La promo vu par promoteurs et artiste

Anne-Sophie Juan, responsable promotion pour les labels du groupe MVS, Dominique Marie, attaché de presse free lance et président de la Férarock, et l’artiste Alex et sa Guitare, dont le dernier clip génère un buzz, répondent à nos questions.


Anne-Sophie Juan

Responsable promotion
pour les labels du groupe MVS
(MVS Records, Boxson, Bassophone, Lofty)

« Les artistes sont de plus
en plus impliqués dans la promotion
de leur projet »

Peux-tu me décrire ton travail ?
Le but de mon travail est de faire connaître l’artiste au public, en passant par les médias radio, presse, télévision et, de plus en plus, web. Le plus souvent, des labels ou des artistes font appel à mes services pour promouvoir la sortie d’un disque, et donner des arguments au distributeur, faire connaître l’artiste par des chroniques, interviews, diffusions radio, plateaux TV… Il m’arrive aussi de faire la promotion d’événements, concerts ou festivals.

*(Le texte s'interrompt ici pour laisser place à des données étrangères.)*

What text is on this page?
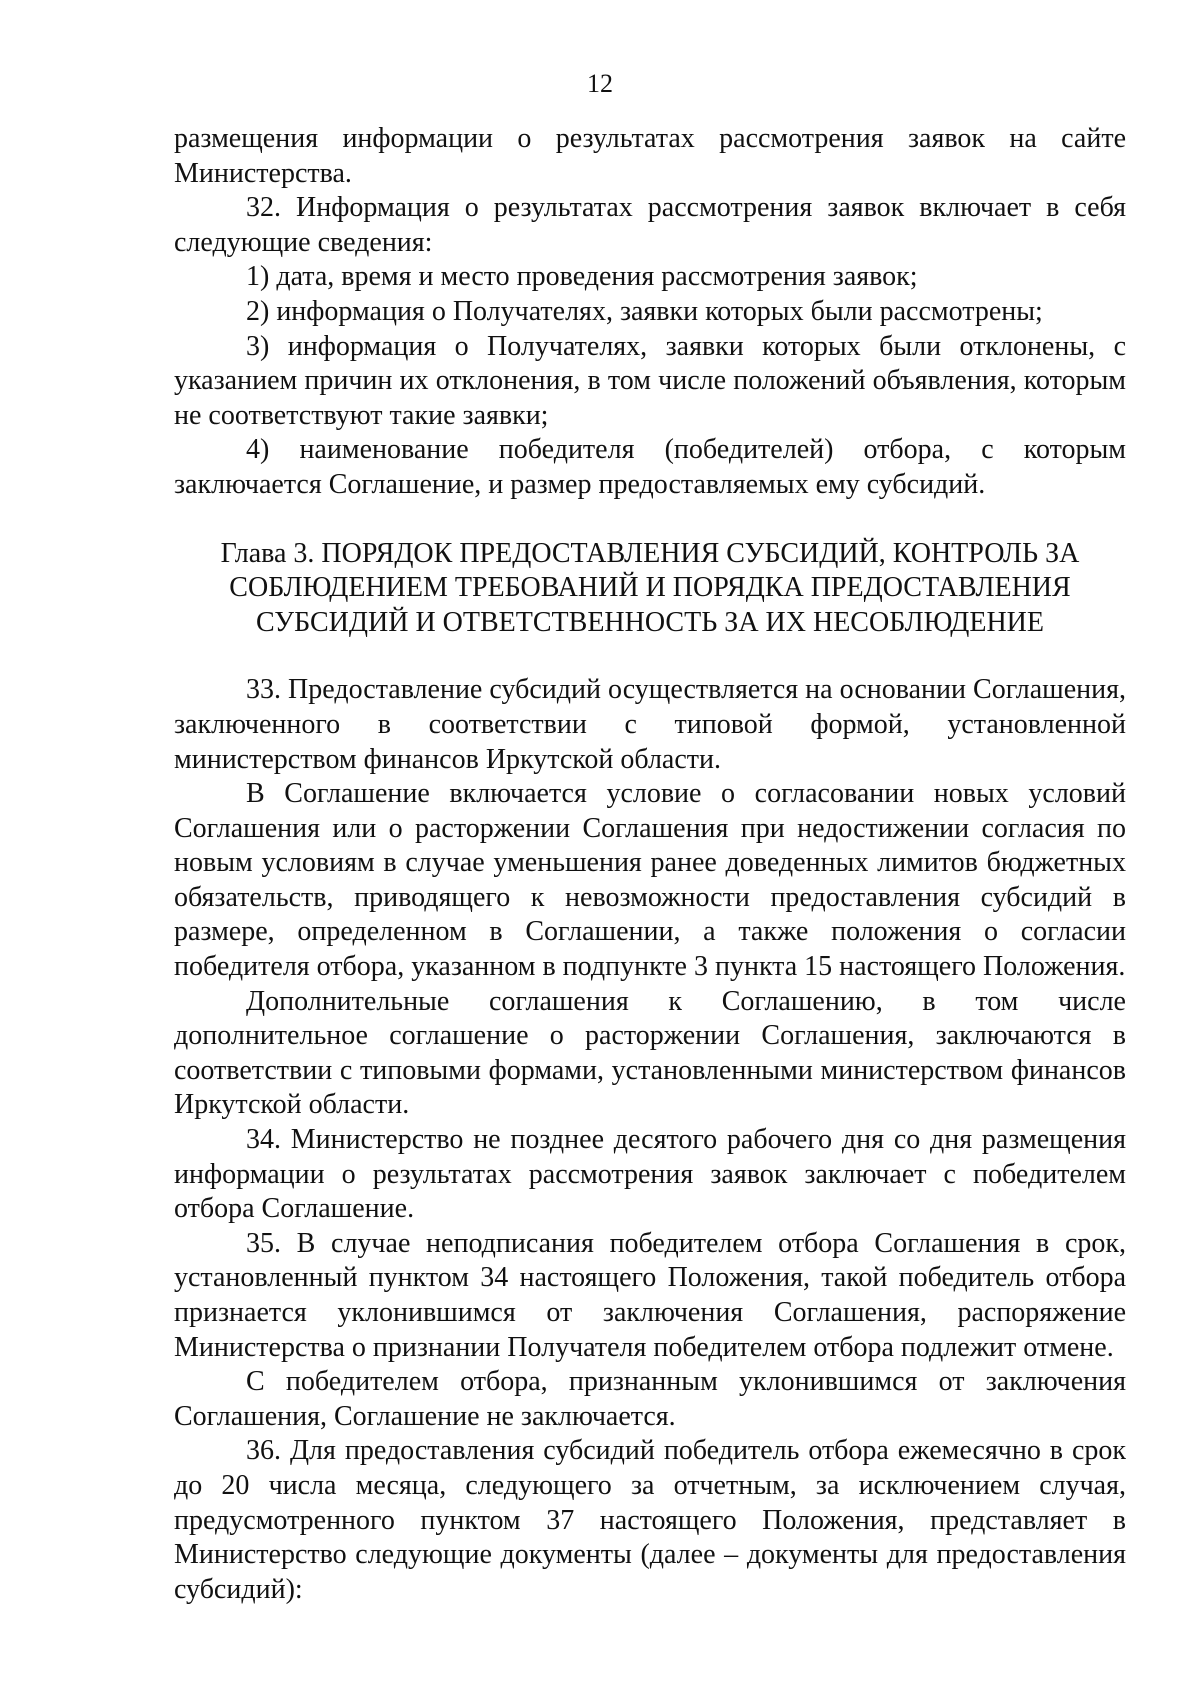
12

размещения информации о результатах рассмотрения заявок на сайте Министерства.

32. Информация о результатах рассмотрения заявок включает в себя следующие сведения:

1) дата, время и место проведения рассмотрения заявок;

2) информация о Получателях, заявки которых были рассмотрены;

3) информация о Получателях, заявки которых были отклонены, с указанием причин их отклонения, в том числе положений объявления, которым не соответствуют такие заявки;

4) наименование победителя (победителей) отбора, с которым заключается Соглашение, и размер предоставляемых ему субсидий.

Глава 3. ПОРЯДОК ПРЕДОСТАВЛЕНИЯ СУБСИДИЙ, КОНТРОЛЬ ЗА
СОБЛЮДЕНИЕМ ТРЕБОВАНИЙ И ПОРЯДКА ПРЕДОСТАВЛЕНИЯ
СУБСИДИЙ И ОТВЕТСТВЕННОСТЬ ЗА ИХ НЕСОБЛЮДЕНИЕ

33. Предоставление субсидий осуществляется на основании Соглашения, заключенного в соответствии с типовой формой, установленной министерством финансов Иркутской области.

В Соглашение включается условие о согласовании новых условий Соглашения или о расторжении Соглашения при недостижении согласия по новым условиям в случае уменьшения ранее доведенных лимитов бюджетных обязательств, приводящего к невозможности предоставления субсидий в размере, определенном в Соглашении, а также положения о согласии победителя отбора, указанном в подпункте 3 пункта 15 настоящего Положения.

Дополнительные соглашения к Соглашению, в том числе дополнительное соглашение о расторжении Соглашения, заключаются в соответствии с типовыми формами, установленными министерством финансов Иркутской области.

34. Министерство не позднее десятого рабочего дня со дня размещения информации о результатах рассмотрения заявок заключает с победителем отбора Соглашение.

35. В случае неподписания победителем отбора Соглашения в срок, установленный пунктом 34 настоящего Положения, такой победитель отбора признается уклонившимся от заключения Соглашения, распоряжение Министерства о признании Получателя победителем отбора подлежит отмене.

С победителем отбора, признанным уклонившимся от заключения Соглашения, Соглашение не заключается.

36. Для предоставления субсидий победитель отбора ежемесячно в срок до 20 числа месяца, следующего за отчетным, за исключением случая, предусмотренного пунктом 37 настоящего Положения, представляет в Министерство следующие документы (далее – документы для предоставления субсидий):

Comment travailles-tu en direction des groupes, des labels, des tourneurs ?
Je travaille en étroite collaboration avec toutes les parties au projet artistique, du manager au label, en passant par le tourneur et parfois le distributeur (cas de distributions pures). La promotion est un point clé de la réussite du projet. Toutes les autres parties en sont dépendantes, ce qui peut être parfois compliqué à gérer en termes de pression. Aussi, dans un contexte global où l’offre est énorme et où les médias sont très convoités et en pleine mutation - dématérialisation des supports d’information, réduction de programmes -, il est très important de s’adapter.
Parallèlement à cela, les artistes sont de plus en plus impliqués dans la promotion de leur projet et prennent de plus en plus le relais sur le web (veille, création d’ecards, flyers web, mise à jour de MySpace, Facebook, etc.).

Comment conçois-tu le mélange de la promotion traditionnelle et électronique ?
Ce mélange est indispensable. Il est devenu très important de travailler la promotion web (sites, blogs, boutiques en ligne, marketing viral, podcasts, etc.) dans la mesure où elle est illimitée dans le temps et dans l’espace. Il faut s’adapter aux nouveaux modes de consommation de l’information, et réajuster le travail en fonction.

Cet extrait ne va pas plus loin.